On Tue, 28 Aug 2001, Joe Peters wrote:
> Thanks all for the feedback about our problem.
> In examining this a little further, I think I stumbled upon a fix but I
> don't fully understand why it works.
> Since we are using IP tunneling, we had set the interface tunl0 to the VIP.
> For example:
> ifconfig tunl0 <VIP> netmask 255.255.255.255 broadcast <VIP>
BTW, the examples in
http://www.linuxvirtualserver.org/VS-IPTunneling.html are not very correct.
It is very dangerous to set the hidden flag after the VIP is configured.
The order should be:
1. start the device (ifconfig device 0.0.0.0 up), then the
/proc/sys/net/ipv4/conf/DEVICE entry appears (if already not)
2. set the device flags, "hidden" in our case
3. add the VIPs
BTW, this issue is explained in the LVS-HOWTO (3.2 The cure(s))

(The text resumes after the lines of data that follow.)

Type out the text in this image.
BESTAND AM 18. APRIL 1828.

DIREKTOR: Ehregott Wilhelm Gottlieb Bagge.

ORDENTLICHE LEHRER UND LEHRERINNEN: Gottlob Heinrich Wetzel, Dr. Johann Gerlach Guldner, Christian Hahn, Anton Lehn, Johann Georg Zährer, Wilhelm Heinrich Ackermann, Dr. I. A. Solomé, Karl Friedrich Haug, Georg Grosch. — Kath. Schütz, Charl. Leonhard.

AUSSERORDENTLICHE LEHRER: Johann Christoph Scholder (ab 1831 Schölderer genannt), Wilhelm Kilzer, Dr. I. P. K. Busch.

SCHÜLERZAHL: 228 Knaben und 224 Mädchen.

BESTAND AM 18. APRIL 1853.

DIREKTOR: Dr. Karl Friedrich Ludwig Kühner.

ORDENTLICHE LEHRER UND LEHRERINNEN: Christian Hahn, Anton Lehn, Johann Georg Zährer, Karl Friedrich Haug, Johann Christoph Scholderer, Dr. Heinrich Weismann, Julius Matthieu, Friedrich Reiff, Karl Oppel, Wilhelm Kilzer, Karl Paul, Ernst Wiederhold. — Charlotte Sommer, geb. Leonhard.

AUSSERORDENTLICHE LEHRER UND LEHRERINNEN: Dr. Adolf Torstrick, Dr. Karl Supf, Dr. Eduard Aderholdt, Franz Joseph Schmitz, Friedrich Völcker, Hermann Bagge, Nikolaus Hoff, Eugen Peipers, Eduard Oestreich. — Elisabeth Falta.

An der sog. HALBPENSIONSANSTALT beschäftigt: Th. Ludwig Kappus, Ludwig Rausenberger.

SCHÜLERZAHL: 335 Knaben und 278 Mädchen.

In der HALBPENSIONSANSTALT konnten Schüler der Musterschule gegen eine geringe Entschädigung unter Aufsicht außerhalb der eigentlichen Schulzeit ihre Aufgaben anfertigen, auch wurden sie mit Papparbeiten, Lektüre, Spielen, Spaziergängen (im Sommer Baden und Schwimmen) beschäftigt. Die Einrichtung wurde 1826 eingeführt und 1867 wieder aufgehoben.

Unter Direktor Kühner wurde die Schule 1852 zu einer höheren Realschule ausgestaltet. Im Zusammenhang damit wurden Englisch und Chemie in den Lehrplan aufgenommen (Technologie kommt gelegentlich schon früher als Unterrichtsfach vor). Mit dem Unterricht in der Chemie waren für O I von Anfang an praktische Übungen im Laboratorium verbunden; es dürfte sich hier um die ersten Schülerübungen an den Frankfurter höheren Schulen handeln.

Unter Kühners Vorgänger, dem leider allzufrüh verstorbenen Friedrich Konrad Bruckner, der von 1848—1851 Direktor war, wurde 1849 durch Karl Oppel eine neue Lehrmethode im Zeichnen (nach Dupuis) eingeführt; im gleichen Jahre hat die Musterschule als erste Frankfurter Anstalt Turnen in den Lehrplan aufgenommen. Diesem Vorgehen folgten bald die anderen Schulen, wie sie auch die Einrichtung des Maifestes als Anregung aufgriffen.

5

> If instead we set tunl0 to another IP (i.e. the Real Server IP) and then
> create an alias of tunl0 and set that to the VIP, the problem seems fixed.
Are your sure conf/tunl0 exists when you change conf/tunl0/hidden?
> For example:
> ifconfig tunl0:0 <VIP> netmask 255.255.255.255 broadcast <VIP>
You can add VIP to device "lo", for example:
insmod ipip # if module
ifconfig tunl0 up
echo 1 > all/hidden
echo 1 > lo/hidden
ip add add VIP dev lo
> The problem had been that we occasionally would get page not found errors on
> our clustered Web server (Red Hat 6.2, kernel 2.2.14 on the director and two
> real servers). We didn't see the error consistently, which had us looking at
> different browsers etc. The error seemed to only occur on IE.
Then the problem is at another place. Do you test with NS from
the same box where IE is used?
> In looking at the description of the arp problem, it struck me that we might
> be experiencing some flavor of that. I noticed we had overlooked in the arp
> problem description <http://www.linuxvirtualserver.org/arp.html> of first
> bringing up tunl0, then hiding the arp, and then configuring a tunl0 alias
> to respond to the VIP.
This is the right order, VIP after hidden
> As I said, this seems to work, but I don't understand why the alias is
> necessary -- which makes me wonder whether I actually fixed something or
Hm, may be the problem is at another place. It will be very easy
to find with tcpdump the following:
1. who is the real server that causes the problem
2. for which clients (1 one more) the problem occurs
3. whether it is an ARP problem
4. whether it is an content problem
> Joe Peters
> UMass Boston Webmaster
Julian Anastasov <ja@xxxxxx>